Historical tragedy depends on the choice of historical sequence. In Danton’s Death the action starts a week, or perhaps even only a few days, before his execution, but the decisive historical dates that stand behind the play are recited by Saint-Just: “the 14th of July, the 10th of August, the 31st of May”—the storming of the Bastille, the dethroning of Louis XVI, the seizure of power by the Jacobins. Lucille’s suicidal scream ends Act IV, and Danton’s Death has no Act V. In the entire history of the theater, starting with Greek tragedy which is divided into five episodes, through the Renaissance and up to the German and French romantics, I know of no other instance of a drama in four acts that still works on the stage. There always have been either three acts or five acts. What happened to Act V in Büchner’s play?

Roman Jacobson calls the absence of a foot or a part of it at the end of a line of verse a zero sign—a sign signifying an absence. Barthes has written about how “nonpresence” can be a sign of presence—the letter that does not arrive, the telephone that does not ring. In a theatrical performance, an unwritten Act V goes on existing as an expectation. In historical drama, it is history still open, also as though suspended.

In Danton’s Death Robespierre’s execution is foreshadowed, or, rather, foretold. During the final night before his own execution Danton says to his fellow prisoners: “Freedom will now respectably prostitute herself in the marriage bed of the lawyer of Arras [Robespierre]. But I imagine she’ll play Clytemnestra to him. I don’t give him six months. I’m dragging him down with me.”

The nonexistent Act V could have turned on Robespierre’s execution. The piece of history being reenacted would have started with the destruction of the Bastille, or at least with the September massacres, and would have ended with Thermidor. Danton’s Death then could have had an ending comparable to the denouement of Julius Caesar. “Take away the corpses and let soldiers pitch their tents at the Place de la Révolution,” the future first consul could say, still wearing his general’s uniform with its white, tightly fitting trousers and the three-cornered hat of the revolutionary army. But he has already put his hand over his breast in celebration of his first victory.

So call the field to rest, and let’s away,
To part the glories of this happy day.
(Julius Caesar, V.v.80–81)

In the nonexistent Act V of Danton’s Death, history continues to move ahead, constantly digging like Shakespeare’s “old mole”—“A worthy pioneer!” (Hamlet, I.v), but its real conclusion would not be Thermidor, the end of the Reign of Terror and the beginning of Caesarism. For Büchner the time of the Terror did not end with Robespierre’s beheading.

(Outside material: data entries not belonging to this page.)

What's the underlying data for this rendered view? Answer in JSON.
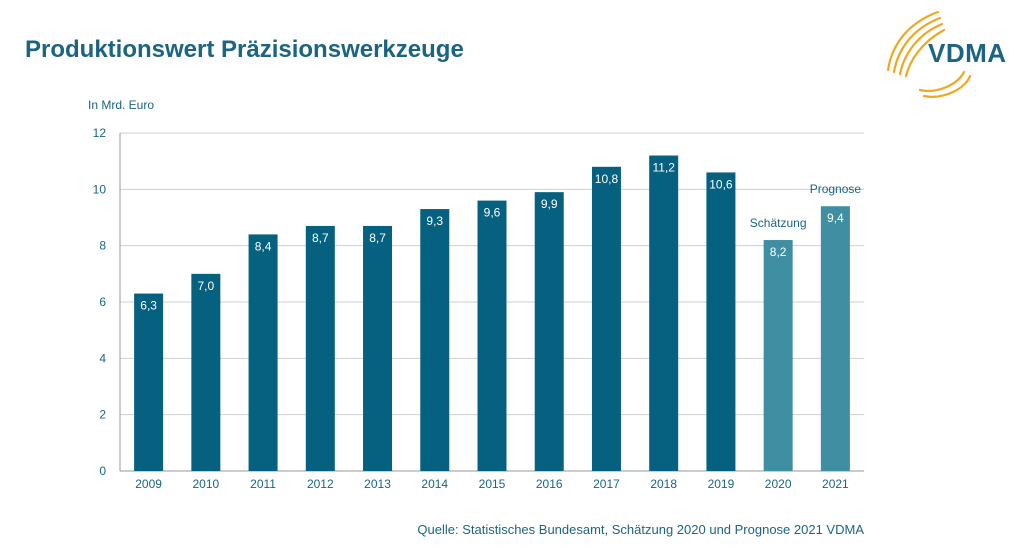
{
  "page": {
    "title": "Produktionswert Präzisionswerkzeuge",
    "logo_text": "VDMA",
    "source": "Quelle: Statistisches Bundesamt, Schätzung 2020 und Prognose 2021 VDMA"
  },
  "colors": {
    "bar_actual": "#066180",
    "bar_forecast": "#3f8ea2",
    "title": "#1c6483",
    "logo_arcs": "#f0a71d",
    "grid": "#cfcfcf"
  },
  "chart_data": {
    "type": "bar",
    "ylabel": "In Mrd. Euro",
    "ylim": [
      0,
      12
    ],
    "yticks": [
      0,
      2,
      4,
      6,
      8,
      10,
      12
    ],
    "grid": true,
    "categories": [
      "2009",
      "2010",
      "2011",
      "2012",
      "2013",
      "2014",
      "2015",
      "2016",
      "2017",
      "2018",
      "2019",
      "2020",
      "2021"
    ],
    "values": [
      6.3,
      7.0,
      8.4,
      8.7,
      8.7,
      9.3,
      9.6,
      9.9,
      10.8,
      11.2,
      10.6,
      8.2,
      9.4
    ],
    "value_labels": [
      "6,3",
      "7,0",
      "8,4",
      "8,7",
      "8,7",
      "9,3",
      "9,6",
      "9,9",
      "10,8",
      "11,2",
      "10,6",
      "8,2",
      "9,4"
    ],
    "bar_kind": [
      "actual",
      "actual",
      "actual",
      "actual",
      "actual",
      "actual",
      "actual",
      "actual",
      "actual",
      "actual",
      "actual",
      "forecast",
      "forecast"
    ],
    "annotations": [
      {
        "category": "2020",
        "text": "Schätzung"
      },
      {
        "category": "2021",
        "text": "Prognose"
      }
    ]
  }
}
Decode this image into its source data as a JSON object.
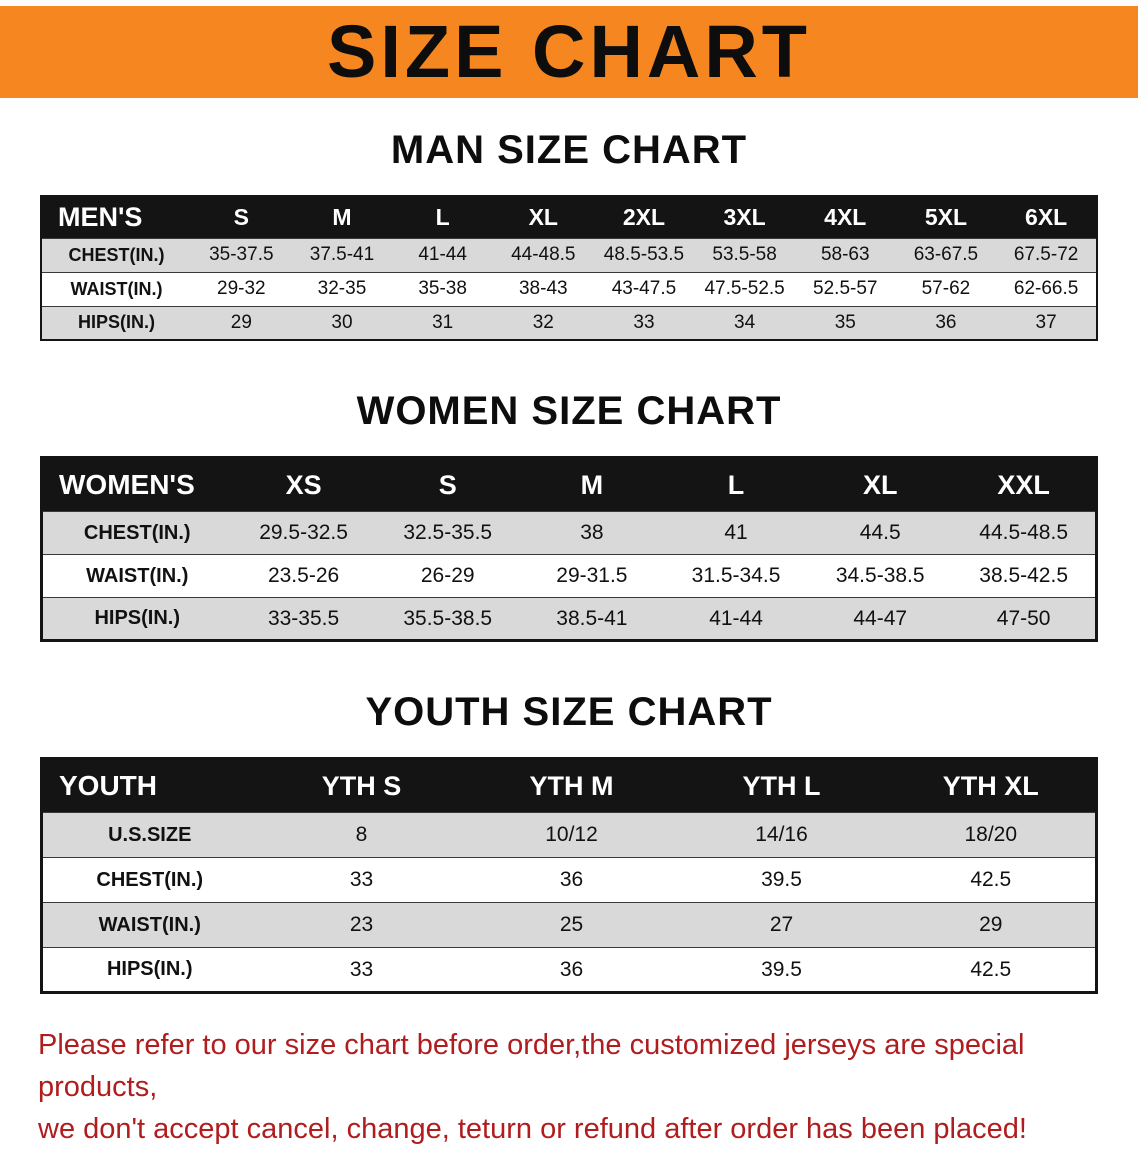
{
  "banner": {
    "title": "SIZE CHART",
    "background_color": "#f6861f",
    "text_color": "#0d0d0d"
  },
  "sections": [
    {
      "heading": "MAN SIZE CHART",
      "table": {
        "label": "MEN'S",
        "columns": [
          "S",
          "M",
          "L",
          "XL",
          "2XL",
          "3XL",
          "4XL",
          "5XL",
          "6XL"
        ],
        "rows": [
          {
            "label": "CHEST(IN.)",
            "values": [
              "35-37.5",
              "37.5-41",
              "41-44",
              "44-48.5",
              "48.5-53.5",
              "53.5-58",
              "58-63",
              "63-67.5",
              "67.5-72"
            ]
          },
          {
            "label": "WAIST(IN.)",
            "values": [
              "29-32",
              "32-35",
              "35-38",
              "38-43",
              "43-47.5",
              "47.5-52.5",
              "52.5-57",
              "57-62",
              "62-66.5"
            ]
          },
          {
            "label": "HIPS(IN.)",
            "values": [
              "29",
              "30",
              "31",
              "32",
              "33",
              "34",
              "35",
              "36",
              "37"
            ]
          }
        ]
      }
    },
    {
      "heading": "WOMEN SIZE CHART",
      "table": {
        "label": "WOMEN'S",
        "columns": [
          "XS",
          "S",
          "M",
          "L",
          "XL",
          "XXL"
        ],
        "rows": [
          {
            "label": "CHEST(IN.)",
            "values": [
              "29.5-32.5",
              "32.5-35.5",
              "38",
              "41",
              "44.5",
              "44.5-48.5"
            ]
          },
          {
            "label": "WAIST(IN.)",
            "values": [
              "23.5-26",
              "26-29",
              "29-31.5",
              "31.5-34.5",
              "34.5-38.5",
              "38.5-42.5"
            ]
          },
          {
            "label": "HIPS(IN.)",
            "values": [
              "33-35.5",
              "35.5-38.5",
              "38.5-41",
              "41-44",
              "44-47",
              "47-50"
            ]
          }
        ]
      }
    },
    {
      "heading": "YOUTH SIZE CHART",
      "table": {
        "label": "YOUTH",
        "columns": [
          "YTH S",
          "YTH M",
          "YTH L",
          "YTH XL"
        ],
        "rows": [
          {
            "label": "U.S.SIZE",
            "values": [
              "8",
              "10/12",
              "14/16",
              "18/20"
            ]
          },
          {
            "label": "CHEST(IN.)",
            "values": [
              "33",
              "36",
              "39.5",
              "42.5"
            ]
          },
          {
            "label": "WAIST(IN.)",
            "values": [
              "23",
              "25",
              "27",
              "29"
            ]
          },
          {
            "label": "HIPS(IN.)",
            "values": [
              "33",
              "36",
              "39.5",
              "42.5"
            ]
          }
        ]
      }
    }
  ],
  "footer": {
    "line1": "Please refer to our size chart before order,the customized jerseys are special products,",
    "line2": "we don't accept cancel, change, teturn or refund after order has been placed!",
    "text_color": "#b01d1f"
  }
}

In that unwritten Act V of Danton’s Death, the bitter chapter of history would continue, but when would it end? With what sort of new defeat after what kind of new revolution? For the first readers of Danton’s Death in the mid-1830s, and even for its first spectators in Berlin in 1902, Lucile’s suicidal scream on the steps of the scaffold had a sinister irony. Kings were already reigning “in the name of the Republic.” And Act V goes on still, “le temps des assassins,” the time of uninterrupted terror.